O Segredo de Compostela. Alberto S. Santos. «O coração de Nartallo batia forte e sem compasso. Encheu o peito de ar, procurando acalmar as emoções. Era um homem simples, do povo…»

Cortesia de wikipedia e jdact

«Ao longo dos tempos, um inquietante enigma paira sobre Santiago de Compostela: a quem pertencerão os restos mortais que ali se cultuam? Na verdade, Tiago Zebedeu foi o primeiro dos apóstolos a ser martirizado, em Jerusalém, onde foi sepultado. É o único cuja morte vem documentada na Bíblia, no ano 44. Contudo, oito séculos depois, nasceu na Galiza uma prodigiosa lenda, após as visões de um eremita que viu luzes estranhas num bosque, enquanto se ouviam cânticos de anjos (por volta do ano 820). O bispo Teodomiro de Iria Flavia (actual Padrón) visitou o lugar e encontrou uma velha tumba com restos humanos e atribuiu-os ao apóstolo Tiago e a dois dos seus discípulos. A lenda floresceu e, mais tarde, ampliou-se, com menção de que o corpo viajara miraculosamente num barco de pedra, guiado por anjos, ao longo de sete dias, até à referida Iria Flavia. Segundo a mesma, ali foi desembarcado e levado até à actual Compostela. Assim, durante quase oitocentos anos, existiu um vazio sobre a veneração do corpo de Santiago em Compostela. Porém, uma outra perturbante tradição, mais bem documentada, narra que, no final do século IV, chegou pelo mar a Iria Flavia o corpo do líder de um movimento carismático e espiritual com forte implantação popular na Hispânia romana e os de dois homens que o seguiam, decapitados pela sua fé. Dali, terão sido trasladados para o seu sepulcro, acompanhados por uma multidão de seguidores. O povo imediatamente atribuiu-lhes fama de santos e mártires e passou a fazer devoção, peregrinação e os juramentos mais solenes sobre os seus túmulos, invocando o seu nome. A força do movimento perdurou na Galécia até à chegada dos muçulmanos, apesar de sucessivos concílios e acções para o exterminar. Durante muitos séculos, o líder do movimento foi considerado um herege pela Igreja. Porém, as recentes descobertas dos seus escritos (em Würzburg, Alemanha) vieram pôr em causa a justiça da perseguição e do esquecimento a que foi votado durante cerca de mil e seiscentos anos. E reputados autores e historiadores passaram a perguntar-se: afinal, quem está sepultado em Compostela? E se o culto que ali se presta for o maior paradoxo da história do ocidente? Como começou esse culto? E outros a questionarem-se: qual o sentido das peregrinações a Compostela?
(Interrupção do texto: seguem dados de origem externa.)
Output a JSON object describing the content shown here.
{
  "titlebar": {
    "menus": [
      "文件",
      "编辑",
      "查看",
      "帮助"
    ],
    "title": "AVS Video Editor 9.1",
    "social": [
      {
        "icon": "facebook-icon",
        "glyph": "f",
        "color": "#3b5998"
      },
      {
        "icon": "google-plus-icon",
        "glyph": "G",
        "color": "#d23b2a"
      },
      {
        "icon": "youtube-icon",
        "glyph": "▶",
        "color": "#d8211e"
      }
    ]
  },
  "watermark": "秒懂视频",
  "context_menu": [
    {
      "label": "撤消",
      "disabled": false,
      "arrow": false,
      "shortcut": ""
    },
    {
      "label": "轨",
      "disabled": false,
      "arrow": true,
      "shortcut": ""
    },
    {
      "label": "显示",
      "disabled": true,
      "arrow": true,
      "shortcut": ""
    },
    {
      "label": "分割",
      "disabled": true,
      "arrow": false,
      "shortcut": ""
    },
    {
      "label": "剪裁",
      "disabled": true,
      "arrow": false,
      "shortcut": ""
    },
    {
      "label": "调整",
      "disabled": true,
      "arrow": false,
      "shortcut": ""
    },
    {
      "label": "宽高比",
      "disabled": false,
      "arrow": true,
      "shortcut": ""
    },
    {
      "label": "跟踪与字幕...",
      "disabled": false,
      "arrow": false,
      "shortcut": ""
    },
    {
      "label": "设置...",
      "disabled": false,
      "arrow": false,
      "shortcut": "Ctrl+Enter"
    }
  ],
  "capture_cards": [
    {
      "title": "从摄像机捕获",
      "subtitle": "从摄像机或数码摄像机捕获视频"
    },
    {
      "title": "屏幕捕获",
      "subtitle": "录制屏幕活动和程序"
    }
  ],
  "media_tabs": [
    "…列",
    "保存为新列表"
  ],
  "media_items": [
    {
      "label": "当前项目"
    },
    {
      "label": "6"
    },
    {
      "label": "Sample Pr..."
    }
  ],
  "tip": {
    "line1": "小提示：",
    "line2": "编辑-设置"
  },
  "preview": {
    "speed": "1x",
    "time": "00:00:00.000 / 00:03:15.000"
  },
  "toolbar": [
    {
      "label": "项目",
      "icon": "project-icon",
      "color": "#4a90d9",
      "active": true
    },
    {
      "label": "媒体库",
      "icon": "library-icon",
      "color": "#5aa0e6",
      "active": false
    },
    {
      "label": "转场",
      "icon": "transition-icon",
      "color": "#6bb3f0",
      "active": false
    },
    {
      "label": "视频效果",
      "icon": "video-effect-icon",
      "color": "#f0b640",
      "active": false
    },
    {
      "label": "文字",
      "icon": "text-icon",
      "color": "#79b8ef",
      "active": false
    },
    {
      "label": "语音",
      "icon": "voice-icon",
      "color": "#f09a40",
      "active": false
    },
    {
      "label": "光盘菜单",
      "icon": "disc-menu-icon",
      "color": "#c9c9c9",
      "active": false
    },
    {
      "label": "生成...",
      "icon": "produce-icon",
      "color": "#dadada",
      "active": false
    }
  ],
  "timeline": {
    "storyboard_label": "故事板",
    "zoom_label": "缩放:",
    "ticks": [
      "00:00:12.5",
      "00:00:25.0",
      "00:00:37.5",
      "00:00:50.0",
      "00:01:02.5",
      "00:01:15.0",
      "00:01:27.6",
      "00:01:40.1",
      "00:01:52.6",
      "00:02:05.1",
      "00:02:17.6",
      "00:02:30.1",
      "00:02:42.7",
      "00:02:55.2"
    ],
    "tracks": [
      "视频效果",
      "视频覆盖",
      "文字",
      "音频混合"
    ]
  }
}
A noite caía nas graníticas ruelas de Santiago de Compostela, quando um andrajoso peregrino, curvado sobre um bordão, seguia em direcção à catedral. Era um homem sem idade, franzino, com uma verruga no queixo, e que percorrera milhares de quilómetros para chegar a tempo. A sua única companhia era um rafeiro que se lhe juntara em Bordéus. Vossa Excelência, acorde! A porta do quarto do arcebispo de Compostela estremecia com a força dos nós dos dedos do ofegante cónego Labin. O arcebispo Miguel ressonava, cansado de três noites sem dormir. Os vagos ruídos que lhe entravam no sono soavam-lhe a vozes do Além. Atrás delas, um exército de demónios preparados para o julgar pela obsessão que lhe aguilhoava o espírito. Senhor arcebispo, responda, por favor! Fora um homem desalentado que se deitara, logo a seguir às Completas. Rezara-as mecanicamente, sem prestar atenção ao sentido dos salmos. A cabeça estralejava de dor. Colocara tantas esperanças na descoberta que mudaria o rumo do arcebispado compostelano, e tudo em vão! Mandara escavar no meio do deambulatório, na cripta, na entrada, na base do Pórtico da Glória e na superfície do presbitério ao lado do Evangelho, à frente do altar-mor. Apenas descobrira desânimo e desalento. Os sonhos traziam-lhe a figura de José Canosa, o deão do cabido, escarnecendo de si num julgamento presidido por um juiz sem rosto. Senhor cardeal! Labin nunca o houvera feito, mas decidiu entrar de rompante no quarto, desesperado com a ausência de resposta. Soltem-me, eu não fiz nada! Sou eu! Acalme-se, por favor! O que se passa, Labin?! O que fazes aqui?!, perguntou, estremunhado, sentando-se na beira da cama e tirando o capucho de dormir. Encontrámos! Encontrámos um túmulo! Ao bater a meia-noite, os sinos da catedral repicavam no coração do zeloso arcebispo de Compostela. Ao quarto dia de nocturnas escavações, o que ouvia era, afinal, a voz de um anjo. Atordoado, vestiu-se à pressa. Não tardou a cruzar, em passos largos, a praça do Obradoiro, à frente de Labin. Parou, subitamente, com o aparecimento do vulto nocturno.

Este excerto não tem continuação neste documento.